David Campbell (D.C.) Bradley
August 13, 1858 - February 2, 1928 (69)
D.C. Bradley was a prominent banker, businessman and civic leader in Southern Iowa. He was the president of Centerville’s First National Bank and held banking interests in Fairfield, Seymour, Promise City, Exline, Mystic, Moravia, Bloomfield and six other Iowa banks.
Additionally, D.C. held controlling interests in Centerville Light & Traction Company, a streetcar and electrical power company; Pure Ice Company, and ice producing plant, and Centerville Brick Company, a brick manufacturer. He also owned coal mines, including the Iowa Block Mine in Exline and the Barrett and the Garfield coal mines in Mystic, Iowa. He also had an extensive financial portfolio of agricultural and real estate holdings, co-owning one of the largest hog farms in Iowa and engaged in various agricultural processing and shipping businesses.

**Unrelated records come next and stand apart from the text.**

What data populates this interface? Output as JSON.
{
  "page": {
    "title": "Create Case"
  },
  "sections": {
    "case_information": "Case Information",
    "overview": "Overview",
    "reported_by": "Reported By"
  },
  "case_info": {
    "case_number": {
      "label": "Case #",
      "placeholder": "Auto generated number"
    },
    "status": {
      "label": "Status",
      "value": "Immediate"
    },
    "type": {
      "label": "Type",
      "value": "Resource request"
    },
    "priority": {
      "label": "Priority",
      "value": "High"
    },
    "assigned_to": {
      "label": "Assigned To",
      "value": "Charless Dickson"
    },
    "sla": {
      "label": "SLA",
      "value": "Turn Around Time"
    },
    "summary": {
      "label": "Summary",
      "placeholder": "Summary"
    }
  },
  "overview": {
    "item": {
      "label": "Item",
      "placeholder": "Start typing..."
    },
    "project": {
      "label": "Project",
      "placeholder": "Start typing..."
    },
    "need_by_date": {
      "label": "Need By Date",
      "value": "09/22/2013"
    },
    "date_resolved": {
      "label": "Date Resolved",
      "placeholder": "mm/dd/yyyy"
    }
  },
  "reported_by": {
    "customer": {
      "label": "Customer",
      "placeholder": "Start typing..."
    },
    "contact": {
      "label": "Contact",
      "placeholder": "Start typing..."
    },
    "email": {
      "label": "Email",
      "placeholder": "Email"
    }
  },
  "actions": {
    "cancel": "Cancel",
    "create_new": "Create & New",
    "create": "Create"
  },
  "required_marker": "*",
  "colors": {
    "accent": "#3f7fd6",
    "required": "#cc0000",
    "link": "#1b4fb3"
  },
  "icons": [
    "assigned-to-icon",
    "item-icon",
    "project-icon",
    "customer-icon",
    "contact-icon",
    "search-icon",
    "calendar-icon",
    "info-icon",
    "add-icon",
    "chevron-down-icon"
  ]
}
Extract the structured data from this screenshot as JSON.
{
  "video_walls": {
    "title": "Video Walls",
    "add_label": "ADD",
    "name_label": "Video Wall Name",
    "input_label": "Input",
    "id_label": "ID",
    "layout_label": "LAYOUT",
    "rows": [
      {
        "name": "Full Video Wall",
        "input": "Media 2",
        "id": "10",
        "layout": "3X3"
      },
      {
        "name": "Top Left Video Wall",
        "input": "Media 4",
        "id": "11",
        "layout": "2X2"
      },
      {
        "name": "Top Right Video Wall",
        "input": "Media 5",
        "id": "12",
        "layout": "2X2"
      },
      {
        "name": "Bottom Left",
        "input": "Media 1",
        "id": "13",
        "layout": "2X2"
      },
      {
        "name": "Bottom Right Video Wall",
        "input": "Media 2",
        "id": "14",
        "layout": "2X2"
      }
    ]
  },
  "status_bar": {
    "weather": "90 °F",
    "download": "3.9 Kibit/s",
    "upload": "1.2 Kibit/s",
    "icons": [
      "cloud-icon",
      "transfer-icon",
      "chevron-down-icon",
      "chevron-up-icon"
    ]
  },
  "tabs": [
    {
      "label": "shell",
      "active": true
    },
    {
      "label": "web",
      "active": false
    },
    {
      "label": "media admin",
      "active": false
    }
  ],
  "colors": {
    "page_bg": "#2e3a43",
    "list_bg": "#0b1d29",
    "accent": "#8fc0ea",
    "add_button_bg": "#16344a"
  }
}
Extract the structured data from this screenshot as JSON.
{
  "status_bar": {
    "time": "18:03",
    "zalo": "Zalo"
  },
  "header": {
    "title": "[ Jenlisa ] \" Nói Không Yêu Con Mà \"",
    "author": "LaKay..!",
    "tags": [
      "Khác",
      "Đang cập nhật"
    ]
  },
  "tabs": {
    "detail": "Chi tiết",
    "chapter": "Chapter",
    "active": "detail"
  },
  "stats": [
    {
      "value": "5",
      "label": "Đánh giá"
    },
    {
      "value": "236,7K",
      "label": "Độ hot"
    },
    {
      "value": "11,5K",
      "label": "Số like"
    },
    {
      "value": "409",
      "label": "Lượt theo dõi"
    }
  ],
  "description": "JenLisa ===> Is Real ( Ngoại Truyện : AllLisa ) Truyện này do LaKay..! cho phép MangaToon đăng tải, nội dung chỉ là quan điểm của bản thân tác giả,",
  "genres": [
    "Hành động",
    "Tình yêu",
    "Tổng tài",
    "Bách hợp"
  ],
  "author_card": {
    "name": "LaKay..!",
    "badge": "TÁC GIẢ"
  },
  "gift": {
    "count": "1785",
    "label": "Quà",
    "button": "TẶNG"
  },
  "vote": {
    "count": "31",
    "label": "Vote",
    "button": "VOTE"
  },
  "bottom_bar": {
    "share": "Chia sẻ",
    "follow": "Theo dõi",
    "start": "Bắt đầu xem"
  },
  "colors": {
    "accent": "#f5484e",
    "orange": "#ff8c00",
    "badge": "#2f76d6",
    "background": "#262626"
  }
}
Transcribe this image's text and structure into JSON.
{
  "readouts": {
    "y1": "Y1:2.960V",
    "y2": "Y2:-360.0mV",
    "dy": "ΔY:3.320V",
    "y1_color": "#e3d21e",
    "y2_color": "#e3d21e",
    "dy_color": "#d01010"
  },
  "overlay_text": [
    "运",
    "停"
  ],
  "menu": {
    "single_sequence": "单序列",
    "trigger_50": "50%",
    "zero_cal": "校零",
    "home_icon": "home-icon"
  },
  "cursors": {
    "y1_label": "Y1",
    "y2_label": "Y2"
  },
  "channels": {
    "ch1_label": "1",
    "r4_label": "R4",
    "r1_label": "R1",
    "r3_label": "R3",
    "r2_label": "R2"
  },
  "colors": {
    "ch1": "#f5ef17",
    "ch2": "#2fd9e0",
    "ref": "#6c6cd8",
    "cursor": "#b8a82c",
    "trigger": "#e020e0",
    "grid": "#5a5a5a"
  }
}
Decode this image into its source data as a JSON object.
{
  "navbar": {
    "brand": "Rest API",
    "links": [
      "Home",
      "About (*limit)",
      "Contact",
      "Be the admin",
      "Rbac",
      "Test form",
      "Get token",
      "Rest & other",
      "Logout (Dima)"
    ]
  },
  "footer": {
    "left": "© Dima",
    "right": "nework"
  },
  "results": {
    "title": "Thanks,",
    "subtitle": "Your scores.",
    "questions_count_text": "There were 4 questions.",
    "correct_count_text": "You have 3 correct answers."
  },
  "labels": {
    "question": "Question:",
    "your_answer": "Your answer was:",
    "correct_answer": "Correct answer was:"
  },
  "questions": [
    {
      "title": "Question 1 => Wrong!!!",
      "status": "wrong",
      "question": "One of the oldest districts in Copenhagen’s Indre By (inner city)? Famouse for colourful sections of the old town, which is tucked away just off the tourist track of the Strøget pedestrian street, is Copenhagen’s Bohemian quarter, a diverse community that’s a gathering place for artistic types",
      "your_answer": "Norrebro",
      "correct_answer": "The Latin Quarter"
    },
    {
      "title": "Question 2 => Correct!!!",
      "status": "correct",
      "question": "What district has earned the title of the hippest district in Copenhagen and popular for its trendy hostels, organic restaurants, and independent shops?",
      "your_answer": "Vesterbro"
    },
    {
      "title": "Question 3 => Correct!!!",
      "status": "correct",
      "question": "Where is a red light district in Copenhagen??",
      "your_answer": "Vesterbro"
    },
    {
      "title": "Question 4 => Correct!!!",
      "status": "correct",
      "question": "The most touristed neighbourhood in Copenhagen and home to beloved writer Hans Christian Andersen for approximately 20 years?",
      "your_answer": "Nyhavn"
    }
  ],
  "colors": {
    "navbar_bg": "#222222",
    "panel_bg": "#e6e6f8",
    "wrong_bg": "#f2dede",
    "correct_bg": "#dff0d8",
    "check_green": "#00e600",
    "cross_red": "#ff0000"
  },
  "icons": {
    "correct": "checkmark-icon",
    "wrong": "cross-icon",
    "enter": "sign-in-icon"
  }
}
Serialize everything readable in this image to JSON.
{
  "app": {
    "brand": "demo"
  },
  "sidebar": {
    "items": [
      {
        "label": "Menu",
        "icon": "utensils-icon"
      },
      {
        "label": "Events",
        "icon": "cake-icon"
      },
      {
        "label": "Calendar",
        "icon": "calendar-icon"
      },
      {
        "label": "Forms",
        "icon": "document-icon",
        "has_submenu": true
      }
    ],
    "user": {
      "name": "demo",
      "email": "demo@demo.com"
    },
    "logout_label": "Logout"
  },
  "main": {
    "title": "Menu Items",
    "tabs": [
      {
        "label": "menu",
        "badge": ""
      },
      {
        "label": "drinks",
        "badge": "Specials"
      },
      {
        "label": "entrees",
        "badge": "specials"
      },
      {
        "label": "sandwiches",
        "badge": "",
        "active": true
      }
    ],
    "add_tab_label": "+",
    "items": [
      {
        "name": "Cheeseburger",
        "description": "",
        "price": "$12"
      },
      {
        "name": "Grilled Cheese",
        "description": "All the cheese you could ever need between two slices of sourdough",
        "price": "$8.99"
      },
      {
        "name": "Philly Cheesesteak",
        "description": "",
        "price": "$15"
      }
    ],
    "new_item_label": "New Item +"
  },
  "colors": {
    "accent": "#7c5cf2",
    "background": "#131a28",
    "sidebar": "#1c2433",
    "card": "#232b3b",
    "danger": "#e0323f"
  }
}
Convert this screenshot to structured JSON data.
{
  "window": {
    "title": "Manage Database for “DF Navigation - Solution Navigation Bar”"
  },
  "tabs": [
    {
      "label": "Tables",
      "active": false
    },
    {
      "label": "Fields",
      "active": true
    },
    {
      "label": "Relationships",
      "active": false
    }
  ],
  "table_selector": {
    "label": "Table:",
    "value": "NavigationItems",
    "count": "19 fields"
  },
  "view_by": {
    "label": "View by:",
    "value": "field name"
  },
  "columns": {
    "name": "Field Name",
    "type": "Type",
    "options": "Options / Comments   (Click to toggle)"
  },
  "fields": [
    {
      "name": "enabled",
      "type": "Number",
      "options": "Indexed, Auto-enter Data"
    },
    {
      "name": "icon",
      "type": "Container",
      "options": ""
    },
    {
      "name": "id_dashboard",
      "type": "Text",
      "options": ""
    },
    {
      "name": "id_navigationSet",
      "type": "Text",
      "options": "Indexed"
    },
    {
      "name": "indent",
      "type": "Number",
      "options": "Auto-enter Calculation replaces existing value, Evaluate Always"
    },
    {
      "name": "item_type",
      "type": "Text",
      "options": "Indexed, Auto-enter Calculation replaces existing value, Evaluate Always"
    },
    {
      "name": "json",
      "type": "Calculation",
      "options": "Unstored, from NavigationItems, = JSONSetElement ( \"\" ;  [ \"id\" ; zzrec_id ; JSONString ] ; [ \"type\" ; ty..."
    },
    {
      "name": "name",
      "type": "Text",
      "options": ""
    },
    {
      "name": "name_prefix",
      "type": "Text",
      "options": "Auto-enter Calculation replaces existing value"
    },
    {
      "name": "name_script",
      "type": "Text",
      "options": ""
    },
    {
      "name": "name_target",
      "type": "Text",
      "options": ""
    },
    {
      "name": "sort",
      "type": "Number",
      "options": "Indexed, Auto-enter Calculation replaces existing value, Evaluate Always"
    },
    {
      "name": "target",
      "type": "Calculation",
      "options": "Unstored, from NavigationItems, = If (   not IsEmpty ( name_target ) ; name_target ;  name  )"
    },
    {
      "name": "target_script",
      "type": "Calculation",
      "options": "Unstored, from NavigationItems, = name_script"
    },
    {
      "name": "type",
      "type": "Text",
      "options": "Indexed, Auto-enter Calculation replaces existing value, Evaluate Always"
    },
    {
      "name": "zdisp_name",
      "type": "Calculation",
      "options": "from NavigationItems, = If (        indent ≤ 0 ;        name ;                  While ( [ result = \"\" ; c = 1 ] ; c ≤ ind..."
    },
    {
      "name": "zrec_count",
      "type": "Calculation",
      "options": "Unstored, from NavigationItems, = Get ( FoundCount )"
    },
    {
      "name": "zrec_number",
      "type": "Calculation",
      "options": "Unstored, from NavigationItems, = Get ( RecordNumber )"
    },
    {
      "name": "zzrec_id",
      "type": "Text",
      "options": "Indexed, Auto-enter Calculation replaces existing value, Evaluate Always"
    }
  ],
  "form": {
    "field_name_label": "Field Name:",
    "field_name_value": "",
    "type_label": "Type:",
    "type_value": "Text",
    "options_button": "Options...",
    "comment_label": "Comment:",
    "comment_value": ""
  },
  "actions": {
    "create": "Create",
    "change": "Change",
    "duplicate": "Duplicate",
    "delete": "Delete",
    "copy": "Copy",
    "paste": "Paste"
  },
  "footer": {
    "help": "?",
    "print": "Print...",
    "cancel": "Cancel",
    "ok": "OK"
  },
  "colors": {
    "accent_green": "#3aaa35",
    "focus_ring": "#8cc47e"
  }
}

Mr. Bradley was considered a pillar of the Centerville community, serving both on the Centerville City Council and the Centerville Board of Education. He was active in the Presbyterian church and in politics. He belonged to the Masonic fraternity, the Independent Order of Odd Fellows, the Knights of Pythias, the Benevolent Protective Order of Elks, and was a founder of the local Kiwanis Club.
D.C. Bradley was known to be “outgoing and very public-spirited.” However the beginning of the Great Depression devastated his interests financially. D.C., distraught over his rapidly sinking fortunes never recovered his financial standing and died in his sleep at the age of 69 in 1928.